Flordon Station was closed in 1961 as part of the Beeching cuts after a life of 112 years.

In 1961, the population of Tasburgh was 343, slightly less than the 1911 figure of 355. By 1971, The population had almost doubled to 610.

1980 The new school was opened on 2 June by the Bishop of Norwich. There were sixty-five pupils at the new lower age limit of eight years. In 1981, The population reached 930.

Ken Ransom, together with Roger and Helen Burnett, had the idea to link Tasburgh with a European village, Linden, thirty kilometres from Brussels. Their original idea that the link might be on sporting lines soon changed for one based on two-way family visits. Thus Eurolink was formed.
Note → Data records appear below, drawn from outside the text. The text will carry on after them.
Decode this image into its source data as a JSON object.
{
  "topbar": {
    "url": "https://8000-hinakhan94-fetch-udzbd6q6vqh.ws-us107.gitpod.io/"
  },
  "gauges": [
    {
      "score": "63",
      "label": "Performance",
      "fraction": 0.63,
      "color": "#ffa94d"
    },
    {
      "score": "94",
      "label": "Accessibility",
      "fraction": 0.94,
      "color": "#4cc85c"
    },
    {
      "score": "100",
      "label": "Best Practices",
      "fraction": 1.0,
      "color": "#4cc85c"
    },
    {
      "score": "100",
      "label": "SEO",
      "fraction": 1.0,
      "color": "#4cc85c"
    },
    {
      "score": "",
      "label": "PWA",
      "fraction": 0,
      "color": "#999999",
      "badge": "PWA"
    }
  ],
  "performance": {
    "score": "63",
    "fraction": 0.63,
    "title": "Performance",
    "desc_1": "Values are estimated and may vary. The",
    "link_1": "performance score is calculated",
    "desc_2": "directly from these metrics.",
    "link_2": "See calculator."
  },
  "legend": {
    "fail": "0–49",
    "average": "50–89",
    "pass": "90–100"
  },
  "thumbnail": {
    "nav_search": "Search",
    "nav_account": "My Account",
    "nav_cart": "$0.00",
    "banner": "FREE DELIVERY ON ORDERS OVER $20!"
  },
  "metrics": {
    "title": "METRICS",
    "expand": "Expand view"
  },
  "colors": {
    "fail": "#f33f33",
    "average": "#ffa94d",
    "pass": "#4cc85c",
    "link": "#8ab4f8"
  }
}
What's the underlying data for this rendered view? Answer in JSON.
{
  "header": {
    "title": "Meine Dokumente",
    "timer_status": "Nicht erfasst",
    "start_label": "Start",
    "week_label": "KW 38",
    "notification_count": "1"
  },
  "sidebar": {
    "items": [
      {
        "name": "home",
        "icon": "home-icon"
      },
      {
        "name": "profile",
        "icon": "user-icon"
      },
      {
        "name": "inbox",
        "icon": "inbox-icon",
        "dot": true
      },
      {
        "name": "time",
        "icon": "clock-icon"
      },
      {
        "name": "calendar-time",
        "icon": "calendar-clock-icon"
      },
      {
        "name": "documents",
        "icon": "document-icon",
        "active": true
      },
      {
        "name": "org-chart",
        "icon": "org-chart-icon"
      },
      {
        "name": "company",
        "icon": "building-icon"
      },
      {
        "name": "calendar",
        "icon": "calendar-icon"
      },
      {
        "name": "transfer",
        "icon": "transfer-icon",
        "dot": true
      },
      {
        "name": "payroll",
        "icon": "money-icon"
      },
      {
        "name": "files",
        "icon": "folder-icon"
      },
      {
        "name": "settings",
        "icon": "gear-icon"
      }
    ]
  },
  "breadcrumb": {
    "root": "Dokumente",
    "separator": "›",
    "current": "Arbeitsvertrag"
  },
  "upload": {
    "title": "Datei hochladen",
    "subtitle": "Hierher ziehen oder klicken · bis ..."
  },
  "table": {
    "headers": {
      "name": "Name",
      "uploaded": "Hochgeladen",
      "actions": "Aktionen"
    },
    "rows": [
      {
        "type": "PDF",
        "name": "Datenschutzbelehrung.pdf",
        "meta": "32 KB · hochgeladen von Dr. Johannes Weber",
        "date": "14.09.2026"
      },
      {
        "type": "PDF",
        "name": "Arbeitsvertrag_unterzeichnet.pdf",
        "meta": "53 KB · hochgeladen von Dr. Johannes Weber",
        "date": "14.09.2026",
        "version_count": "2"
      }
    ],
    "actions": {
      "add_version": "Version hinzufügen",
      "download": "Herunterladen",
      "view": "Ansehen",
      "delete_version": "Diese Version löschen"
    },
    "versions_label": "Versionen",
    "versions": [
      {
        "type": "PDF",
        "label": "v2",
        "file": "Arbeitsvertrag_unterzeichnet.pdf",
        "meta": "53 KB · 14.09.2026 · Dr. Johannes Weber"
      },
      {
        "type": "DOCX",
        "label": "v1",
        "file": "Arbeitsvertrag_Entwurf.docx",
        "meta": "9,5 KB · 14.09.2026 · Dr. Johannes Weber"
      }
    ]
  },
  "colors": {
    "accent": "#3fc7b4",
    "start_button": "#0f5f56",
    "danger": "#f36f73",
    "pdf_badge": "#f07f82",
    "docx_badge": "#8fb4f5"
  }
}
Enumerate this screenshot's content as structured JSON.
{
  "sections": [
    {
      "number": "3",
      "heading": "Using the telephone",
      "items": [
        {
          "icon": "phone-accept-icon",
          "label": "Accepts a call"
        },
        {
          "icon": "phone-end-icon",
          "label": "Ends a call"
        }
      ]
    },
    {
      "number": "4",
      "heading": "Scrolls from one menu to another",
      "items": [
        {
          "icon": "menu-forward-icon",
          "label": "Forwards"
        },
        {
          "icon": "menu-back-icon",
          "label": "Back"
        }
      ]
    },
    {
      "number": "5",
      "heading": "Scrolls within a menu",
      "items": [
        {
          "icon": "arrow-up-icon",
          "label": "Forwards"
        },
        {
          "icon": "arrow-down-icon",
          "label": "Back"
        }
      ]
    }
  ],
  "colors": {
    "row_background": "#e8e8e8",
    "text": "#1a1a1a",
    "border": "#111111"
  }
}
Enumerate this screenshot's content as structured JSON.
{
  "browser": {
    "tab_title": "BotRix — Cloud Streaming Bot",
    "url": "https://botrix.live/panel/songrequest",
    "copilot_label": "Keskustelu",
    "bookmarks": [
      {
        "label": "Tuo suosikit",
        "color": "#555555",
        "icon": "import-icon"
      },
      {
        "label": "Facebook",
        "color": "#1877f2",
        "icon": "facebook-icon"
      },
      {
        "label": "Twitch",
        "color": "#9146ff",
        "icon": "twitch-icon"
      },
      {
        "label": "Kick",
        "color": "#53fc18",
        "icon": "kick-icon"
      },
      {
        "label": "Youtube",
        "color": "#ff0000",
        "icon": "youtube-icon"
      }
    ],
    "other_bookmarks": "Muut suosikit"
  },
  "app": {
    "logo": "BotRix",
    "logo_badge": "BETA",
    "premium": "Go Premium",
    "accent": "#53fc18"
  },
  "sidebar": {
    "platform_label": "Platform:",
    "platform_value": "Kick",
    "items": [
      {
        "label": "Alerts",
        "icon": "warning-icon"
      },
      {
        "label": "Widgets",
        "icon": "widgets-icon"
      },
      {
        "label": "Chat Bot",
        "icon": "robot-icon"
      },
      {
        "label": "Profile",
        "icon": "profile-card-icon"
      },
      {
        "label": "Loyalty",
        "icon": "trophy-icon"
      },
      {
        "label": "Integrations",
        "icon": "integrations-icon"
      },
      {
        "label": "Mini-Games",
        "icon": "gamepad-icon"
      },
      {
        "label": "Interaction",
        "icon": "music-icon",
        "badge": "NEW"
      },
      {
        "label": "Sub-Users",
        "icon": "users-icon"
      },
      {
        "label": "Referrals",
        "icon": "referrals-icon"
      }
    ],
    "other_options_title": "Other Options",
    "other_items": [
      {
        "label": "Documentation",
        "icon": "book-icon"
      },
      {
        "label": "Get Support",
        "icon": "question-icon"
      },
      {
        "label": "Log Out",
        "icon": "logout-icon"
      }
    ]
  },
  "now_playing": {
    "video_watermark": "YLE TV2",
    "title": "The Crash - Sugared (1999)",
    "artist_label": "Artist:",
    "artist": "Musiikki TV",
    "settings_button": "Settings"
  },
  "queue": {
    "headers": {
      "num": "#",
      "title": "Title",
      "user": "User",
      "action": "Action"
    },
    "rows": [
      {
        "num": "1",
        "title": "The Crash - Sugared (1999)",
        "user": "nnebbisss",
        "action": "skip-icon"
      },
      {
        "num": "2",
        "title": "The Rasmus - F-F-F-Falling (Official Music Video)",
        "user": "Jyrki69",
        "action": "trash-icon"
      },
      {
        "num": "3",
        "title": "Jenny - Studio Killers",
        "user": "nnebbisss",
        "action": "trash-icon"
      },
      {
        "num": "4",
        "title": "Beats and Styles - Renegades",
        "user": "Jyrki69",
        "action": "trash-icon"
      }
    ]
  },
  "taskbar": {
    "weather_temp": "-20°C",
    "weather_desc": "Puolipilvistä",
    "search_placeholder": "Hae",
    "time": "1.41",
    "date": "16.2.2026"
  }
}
In 1991, The population of the village reached 1117. Tasburgh had changed in thirty years from not much more than a rural hamlet into a large, mainly suburban, village. On 18 August the village sign was unveiled Following a competition the design was based on the ideas of three pupils of the school.

===The 21st century===

2010 (1 May) A group called "Recreation For All," an amalgam of village hall user groups, got together to organise Tasburgh Community Festival. The Festival was scheduled to run for the two days of the Bank Holiday. It was officially opened by ex Norwich City players, Craig Fleming and Darren Huckerby.

2011 (June) and the 2nd Tasburgh Community Festival took place in the grounds of the village hall.

==Governance==
An electoral ward in the same name exists. This ward stretches north east to Shotesham with a total ward population of 2,399.

==Notable people==
- Sir Malcolm Bradbury (1932–2000), author. Buried in the churchyard of St Mary's parish church.
- Tanya Burr (1989–present), YouTube vlogger. Grew up in the village.
- Major General Horatio Berney-Ficklin (1892–1961), British Army officer, served in both World War I and World War II.

==Neighbours==
Nearby villages include Flordon, Hapton, Tharston, Long Stratton, Newton Flotman and Morningthorpe.